Seit diesem Jahr ists aber noch lustiger... Die Krankenkassen haben die Pauschalisierung eingeführt. Also ein Festsatz pro Patient, egal wie oft er kommt, egal was er hat, egal wie lange der Arzt braucht, um ihn zu behandeln.
Es gibt da noch einige andere lustige Sachen, die aber zu sehr ins Detail gehen würden.

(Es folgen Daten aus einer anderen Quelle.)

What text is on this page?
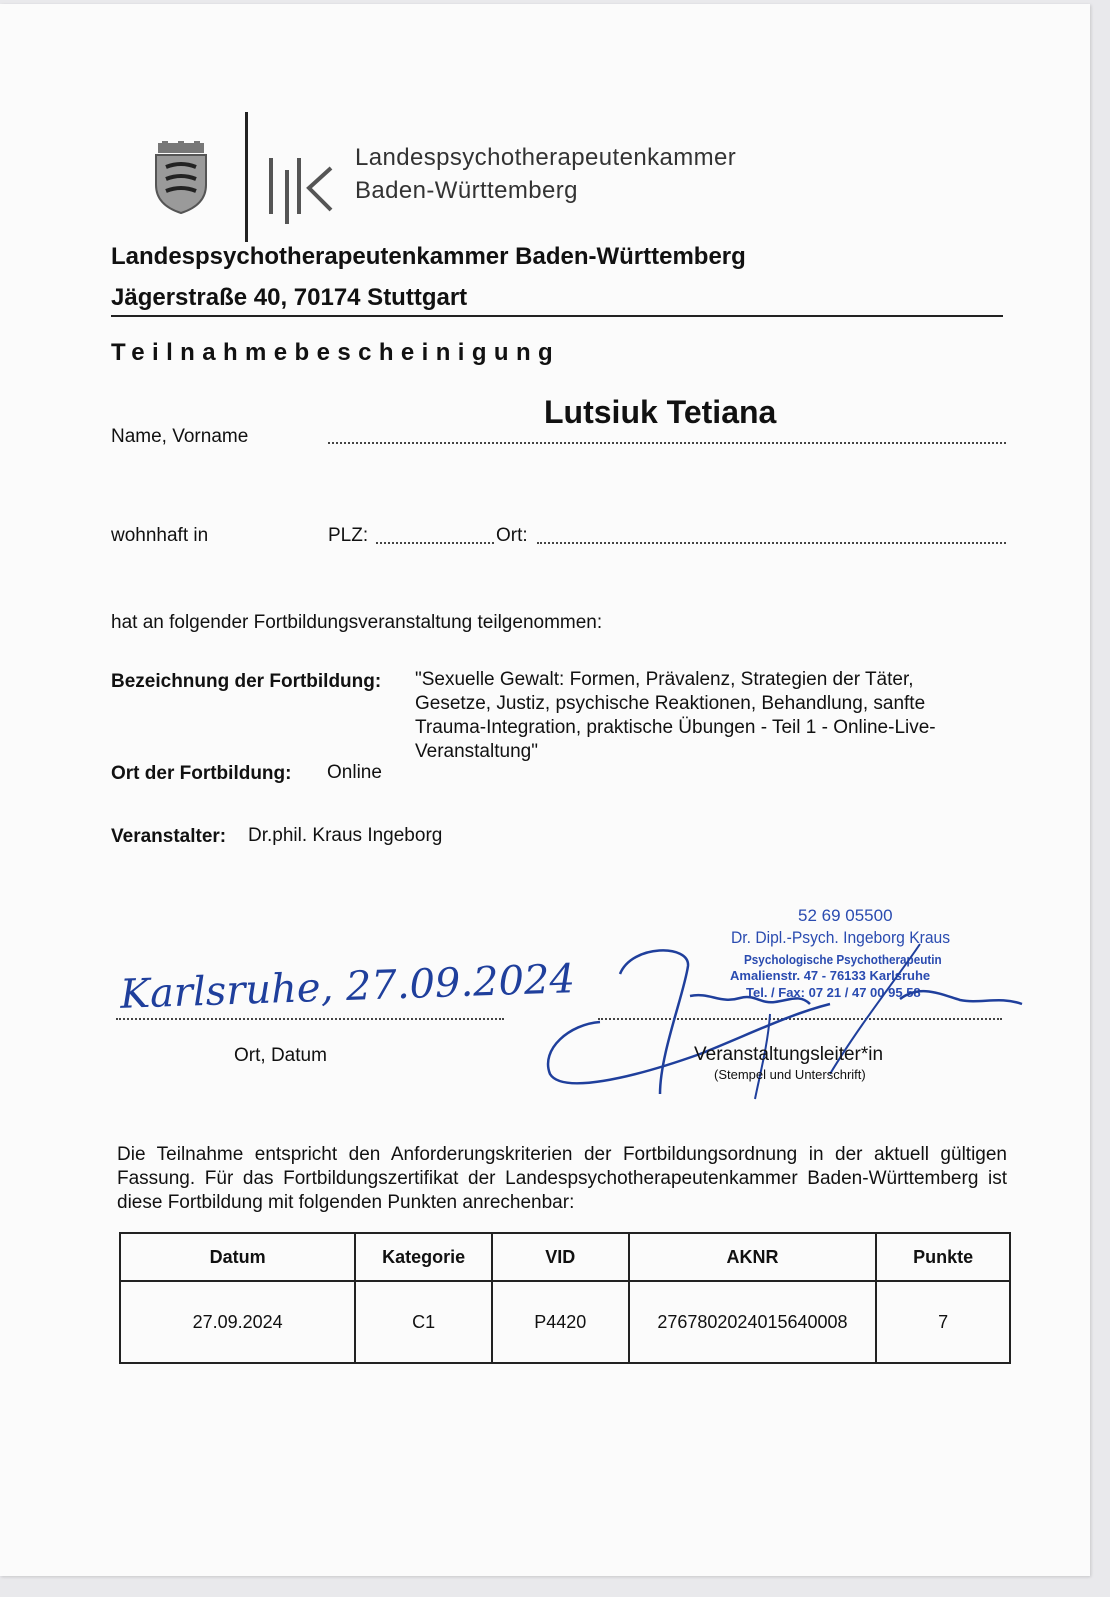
lpk
Landespsychotherapeutenkammer
Baden-Württemberg
Landespsychotherapeutenkammer Baden-Württemberg
Jägerstraße 40, 70174 Stuttgart
Teilnahmebescheinigung
Lutsiuk Tetiana
Name, Vorname
wohnhaft in	PLZ:	Ort:
hat an folgender Fortbildungsveranstaltung teilgenommen:
Bezeichnung der Fortbildung: "Sexuelle Gewalt: Formen, Prävalenz, Strategien der Täter,
Gesetze, Justiz, psychische Reaktionen, Behandlung, sanfte
Trauma-Integration, praktische Übungen - Teil 1 - Online-Live-
Veranstaltung"
Ort der Fortbildung: Online
Veranstalter: Dr.phil. Kraus Ingeborg
Karlsruhe, 27.09.2024
Ort, Datum
52 69 05500
Dr. Dipl.-Psych. Ingeborg Kraus
Psychologische Psychotherapeutin
Amalienstr. 47 - 76133 Karlsruhe
Tel. / Fax: 07 21 / 47 00 95 58
Veranstaltungsleiter*in
(Stempel und Unterschrift)
Die Teilnahme entspricht den Anforderungskriterien der Fortbildungsordnung in der aktuell gültigen Fassung. Für das Fortbildungszertifikat der Landespsychotherapeutenkammer Baden-Württemberg ist diese Fortbildung mit folgenden Punkten anrechenbar:
Datum	Kategorie	VID	AKNR	Punkte
27.09.2024	C1	P4420	2767802024015640008	7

Fakt ist aber, dass wir an einem Scheideweg stehen. Ich persönlich habe einen Hausarzt. Einem Arzt, dem ich vertraue und zu dem ich mit Problemen gehen kann. Jemand der mich mich nicht wie eine Nummer nach 5 min. wieder aus dem Raum wirft, damit der nächste Patient seine Chance bekommt. Im Geschäftsleben nennt man dass dann vielleicht kundenorientiertes Verhalten, oder moderne Kundenbetreuung. Gerade aber die soll nun abgeschafft werden. Nur noch die Anzahl zählt.
Fragt sich nun, wie die Zunkunft wohl aussieht. Werden die Ärzte nun nur noch die reicheren behandeln (Motto: bar auf die Kralle) oder andere Privatpazienten?
Werde ich nun 1 Stunde zum Arzt fahren müssen? Oder mich per telefonischer Ferndiagnose von einer gestressten Krankenschwester zusammenflicken lassen?
(Die armen hab ich ganz außen vor gelassen, im Krankenhaus möcht ich eh nicht sein...)
Das ganze ist, als ob man den Klassensprecher statt dem Lehrer in der Schule den Unterricht halten lassen würde...aber natürlich zusätzlich zu seiner Zeit in der Schule.
Dies sollte hier als informierender Artikel angesehen werden. Fragt doch einfach mal nach, wenn ihr mir nicht glaubt. Beschäftigt euch mal mit dem Thema und denk darüber nach, ob das alles in eurem Interesse ist.
P.S. Warum sich die Ärzte nicht wehren? Weils ihnen verboten wurde... Auf Organisation (nocht mal Aufruf) eines Streiks steht die Gefängnisstrafe (meiner Meinung nach gesetgzeswiedrig, bin aber auch kein Jurist...).
Vielen Dank für eure Zeit. Redet drüber.